According to new research by the University of British Columbia Saunder School of Business, published in the Journal of Consumer Psychology, being told an energy drink has been added to your alcoholic drink can make you feel more drunk, daring and sexually self-confident.

Participants were made up of 154 heterosexual young men, described as “social drinkers, who were each given a cocktail containing vodka, red bull and fruit juice. The labelling of the cocktail either emphasised the presence of the energy drink (‘a vodka-Red Bull cocktail’) or it was described as a ‘vodka cocktail’ or ‘exotic cocktail’ instead.

The men were then asked to complete a series of tasks on a computer to measure their perceived drunkenness, attitudes and behaviours .

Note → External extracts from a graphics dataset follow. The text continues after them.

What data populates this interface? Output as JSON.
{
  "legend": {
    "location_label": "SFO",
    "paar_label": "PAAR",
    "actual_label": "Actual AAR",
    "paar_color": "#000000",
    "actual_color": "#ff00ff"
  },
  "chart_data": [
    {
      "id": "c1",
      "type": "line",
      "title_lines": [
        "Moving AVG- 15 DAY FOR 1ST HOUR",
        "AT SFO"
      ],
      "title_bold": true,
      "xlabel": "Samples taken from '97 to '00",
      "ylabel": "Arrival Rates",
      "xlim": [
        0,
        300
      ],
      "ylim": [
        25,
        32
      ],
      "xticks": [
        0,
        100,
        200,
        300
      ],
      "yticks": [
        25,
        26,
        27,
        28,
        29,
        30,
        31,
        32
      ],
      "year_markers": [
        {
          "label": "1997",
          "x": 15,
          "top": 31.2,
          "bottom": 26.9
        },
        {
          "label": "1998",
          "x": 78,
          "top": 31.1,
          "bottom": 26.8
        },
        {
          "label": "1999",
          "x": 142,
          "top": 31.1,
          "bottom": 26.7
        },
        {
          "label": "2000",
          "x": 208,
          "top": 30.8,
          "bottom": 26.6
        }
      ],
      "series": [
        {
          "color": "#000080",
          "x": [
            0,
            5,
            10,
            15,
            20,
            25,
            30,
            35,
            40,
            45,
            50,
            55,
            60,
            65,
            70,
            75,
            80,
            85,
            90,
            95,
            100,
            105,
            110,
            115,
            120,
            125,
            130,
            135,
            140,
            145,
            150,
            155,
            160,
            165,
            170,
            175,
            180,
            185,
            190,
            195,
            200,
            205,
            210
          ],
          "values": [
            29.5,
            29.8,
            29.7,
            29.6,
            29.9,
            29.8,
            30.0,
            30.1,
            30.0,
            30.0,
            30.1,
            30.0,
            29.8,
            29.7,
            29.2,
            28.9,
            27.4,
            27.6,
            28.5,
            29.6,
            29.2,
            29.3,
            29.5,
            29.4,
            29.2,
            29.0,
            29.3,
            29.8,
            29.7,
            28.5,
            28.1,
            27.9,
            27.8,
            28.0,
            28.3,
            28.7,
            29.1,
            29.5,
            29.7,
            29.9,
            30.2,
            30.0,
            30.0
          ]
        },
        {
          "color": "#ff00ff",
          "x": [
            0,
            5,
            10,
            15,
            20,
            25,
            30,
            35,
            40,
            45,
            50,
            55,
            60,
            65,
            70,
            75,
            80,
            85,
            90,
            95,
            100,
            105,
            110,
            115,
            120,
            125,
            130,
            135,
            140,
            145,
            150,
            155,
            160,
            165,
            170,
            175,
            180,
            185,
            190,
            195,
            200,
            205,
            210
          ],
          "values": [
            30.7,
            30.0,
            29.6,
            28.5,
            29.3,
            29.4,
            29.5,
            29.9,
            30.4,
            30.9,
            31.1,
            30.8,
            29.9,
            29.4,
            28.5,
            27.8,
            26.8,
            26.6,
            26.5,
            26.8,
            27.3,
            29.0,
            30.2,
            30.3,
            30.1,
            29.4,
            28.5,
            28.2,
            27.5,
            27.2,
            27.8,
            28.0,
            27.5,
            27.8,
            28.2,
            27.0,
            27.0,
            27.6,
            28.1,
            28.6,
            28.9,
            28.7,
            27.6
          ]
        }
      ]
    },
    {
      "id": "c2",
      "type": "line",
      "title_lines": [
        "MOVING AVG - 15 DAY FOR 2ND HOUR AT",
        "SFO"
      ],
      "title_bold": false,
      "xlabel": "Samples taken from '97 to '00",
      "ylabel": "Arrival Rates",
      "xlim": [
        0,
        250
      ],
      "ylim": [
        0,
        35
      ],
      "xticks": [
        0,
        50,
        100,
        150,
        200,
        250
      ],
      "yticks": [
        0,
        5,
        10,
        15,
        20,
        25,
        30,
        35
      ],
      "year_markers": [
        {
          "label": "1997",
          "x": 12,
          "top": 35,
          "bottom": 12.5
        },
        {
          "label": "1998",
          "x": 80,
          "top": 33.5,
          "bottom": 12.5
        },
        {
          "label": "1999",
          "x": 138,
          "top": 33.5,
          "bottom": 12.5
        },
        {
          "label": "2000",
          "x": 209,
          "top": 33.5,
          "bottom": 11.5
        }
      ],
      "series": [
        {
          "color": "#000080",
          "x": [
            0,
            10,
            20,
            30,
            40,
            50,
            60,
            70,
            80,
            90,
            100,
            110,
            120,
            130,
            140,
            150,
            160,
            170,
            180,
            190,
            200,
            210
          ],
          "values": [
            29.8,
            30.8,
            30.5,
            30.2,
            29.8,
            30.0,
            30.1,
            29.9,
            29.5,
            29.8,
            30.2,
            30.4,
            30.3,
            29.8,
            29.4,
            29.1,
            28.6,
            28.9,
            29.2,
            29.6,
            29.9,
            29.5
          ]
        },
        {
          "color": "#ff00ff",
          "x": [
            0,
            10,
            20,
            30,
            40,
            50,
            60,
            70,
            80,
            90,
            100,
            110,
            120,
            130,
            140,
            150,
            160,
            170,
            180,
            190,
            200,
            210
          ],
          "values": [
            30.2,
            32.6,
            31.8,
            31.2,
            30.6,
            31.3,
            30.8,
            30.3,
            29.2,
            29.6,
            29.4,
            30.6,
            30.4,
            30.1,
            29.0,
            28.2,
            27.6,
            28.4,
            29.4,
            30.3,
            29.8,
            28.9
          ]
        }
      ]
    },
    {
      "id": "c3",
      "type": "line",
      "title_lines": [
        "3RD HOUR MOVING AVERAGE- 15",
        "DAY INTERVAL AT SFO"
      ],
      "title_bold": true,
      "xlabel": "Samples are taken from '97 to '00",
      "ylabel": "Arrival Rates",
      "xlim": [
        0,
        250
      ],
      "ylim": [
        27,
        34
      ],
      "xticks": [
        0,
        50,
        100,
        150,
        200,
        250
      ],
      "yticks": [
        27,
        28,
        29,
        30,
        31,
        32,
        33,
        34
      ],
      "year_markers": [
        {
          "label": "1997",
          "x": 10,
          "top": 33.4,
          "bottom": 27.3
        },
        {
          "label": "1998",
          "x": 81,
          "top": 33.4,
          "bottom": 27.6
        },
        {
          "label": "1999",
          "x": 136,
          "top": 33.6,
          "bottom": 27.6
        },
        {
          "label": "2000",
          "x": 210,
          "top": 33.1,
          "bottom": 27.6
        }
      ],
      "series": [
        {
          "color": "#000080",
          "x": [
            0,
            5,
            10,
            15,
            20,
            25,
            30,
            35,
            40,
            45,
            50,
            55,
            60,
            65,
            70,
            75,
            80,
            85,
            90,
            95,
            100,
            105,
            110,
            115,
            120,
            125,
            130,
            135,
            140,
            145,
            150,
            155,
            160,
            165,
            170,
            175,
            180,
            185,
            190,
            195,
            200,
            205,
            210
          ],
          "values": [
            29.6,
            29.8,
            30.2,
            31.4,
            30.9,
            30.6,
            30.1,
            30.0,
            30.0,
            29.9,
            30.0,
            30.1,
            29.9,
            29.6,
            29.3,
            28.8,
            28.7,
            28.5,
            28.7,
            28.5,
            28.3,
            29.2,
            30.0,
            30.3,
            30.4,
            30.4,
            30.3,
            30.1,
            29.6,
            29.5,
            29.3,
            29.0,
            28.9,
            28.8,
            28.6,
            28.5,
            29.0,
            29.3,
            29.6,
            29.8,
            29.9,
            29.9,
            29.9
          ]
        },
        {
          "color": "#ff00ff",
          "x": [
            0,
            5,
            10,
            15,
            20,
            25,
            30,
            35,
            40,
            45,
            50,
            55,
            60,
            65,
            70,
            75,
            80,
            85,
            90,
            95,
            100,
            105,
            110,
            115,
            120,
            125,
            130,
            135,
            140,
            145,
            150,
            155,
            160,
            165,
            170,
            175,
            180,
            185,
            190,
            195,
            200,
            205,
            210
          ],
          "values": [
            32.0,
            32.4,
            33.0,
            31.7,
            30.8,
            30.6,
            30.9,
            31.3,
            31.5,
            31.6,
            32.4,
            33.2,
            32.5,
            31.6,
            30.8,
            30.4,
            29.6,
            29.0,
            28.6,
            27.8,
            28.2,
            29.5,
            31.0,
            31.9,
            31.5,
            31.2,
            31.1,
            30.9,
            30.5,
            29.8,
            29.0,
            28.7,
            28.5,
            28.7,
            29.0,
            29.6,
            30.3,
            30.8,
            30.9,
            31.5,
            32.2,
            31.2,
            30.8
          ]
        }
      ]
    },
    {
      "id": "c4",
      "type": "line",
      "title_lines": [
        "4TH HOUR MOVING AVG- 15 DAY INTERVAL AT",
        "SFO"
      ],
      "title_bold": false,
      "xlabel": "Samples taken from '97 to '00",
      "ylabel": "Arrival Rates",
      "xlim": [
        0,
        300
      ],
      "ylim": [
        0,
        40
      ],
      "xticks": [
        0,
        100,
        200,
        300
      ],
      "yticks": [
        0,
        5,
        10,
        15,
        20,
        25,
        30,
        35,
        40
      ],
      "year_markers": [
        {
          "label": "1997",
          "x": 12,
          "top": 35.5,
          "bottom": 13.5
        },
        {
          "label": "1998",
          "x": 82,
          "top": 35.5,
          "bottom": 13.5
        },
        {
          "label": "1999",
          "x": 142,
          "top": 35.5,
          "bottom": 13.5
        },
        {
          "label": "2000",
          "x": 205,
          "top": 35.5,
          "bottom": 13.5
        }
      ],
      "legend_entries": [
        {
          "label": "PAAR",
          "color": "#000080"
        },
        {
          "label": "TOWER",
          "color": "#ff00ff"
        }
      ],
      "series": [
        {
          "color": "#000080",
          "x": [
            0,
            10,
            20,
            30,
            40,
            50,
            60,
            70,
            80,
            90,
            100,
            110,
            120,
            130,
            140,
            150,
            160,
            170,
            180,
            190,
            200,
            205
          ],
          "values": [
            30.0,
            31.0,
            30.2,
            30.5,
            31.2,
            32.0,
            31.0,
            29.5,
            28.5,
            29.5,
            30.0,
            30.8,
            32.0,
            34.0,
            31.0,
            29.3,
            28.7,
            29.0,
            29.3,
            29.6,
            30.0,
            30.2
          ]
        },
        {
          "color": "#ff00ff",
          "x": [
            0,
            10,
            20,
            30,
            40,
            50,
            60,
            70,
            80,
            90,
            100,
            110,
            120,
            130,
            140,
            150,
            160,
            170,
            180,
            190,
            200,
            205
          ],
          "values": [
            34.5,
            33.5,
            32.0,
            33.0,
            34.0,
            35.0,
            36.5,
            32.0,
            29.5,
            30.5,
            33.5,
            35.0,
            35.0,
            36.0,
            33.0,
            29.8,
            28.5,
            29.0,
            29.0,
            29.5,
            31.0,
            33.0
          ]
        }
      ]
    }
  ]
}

The researchers found that those who drank the cocktail aware that it contained an energy drink “significantly increased perceived intoxication, risk-taking and sexual self-confidence”.

“Red bull has long used the slogan ‘Red Bull gives you wings’ but our study shows that this type of advertising can make people think it has intoxicating qualities when it doesn’t,” lead researcher Yann Cornill explained. “When alcohol is mixed with an energy drink and people are aware of it, they feel like they’re more intoxicated simply because the marketing says they should feel that way.”

Previous studies have warned of a danger when it comes to mixing energy drinks and alcohol. In March, researchers found that the combination can increase the risk of injury on a night out as well as leading the person to stay out longer and drink more overall. Previous studies have also suggested a link between the concoction and sexual assault.

Positively, this study found that emphasising the content of an energy drink in the cocktail decreased the participants’ intentions to drink drive.

The researchers suggested that policy makers re-examine the regulation and codes about advertising and labelling of energy drinks and potentially consider restrictions based on their psychological effect as well as physiological.

“Given the study’s findings about the psychological effects of energy-drink marketing, energy drink marketers should be banned from touting the disinhibiting effects of their ingredients,” co-author Pierre Chandon said. “Regulations and codes of conduct should consider the psychological – and not just the physiological – effects of products.”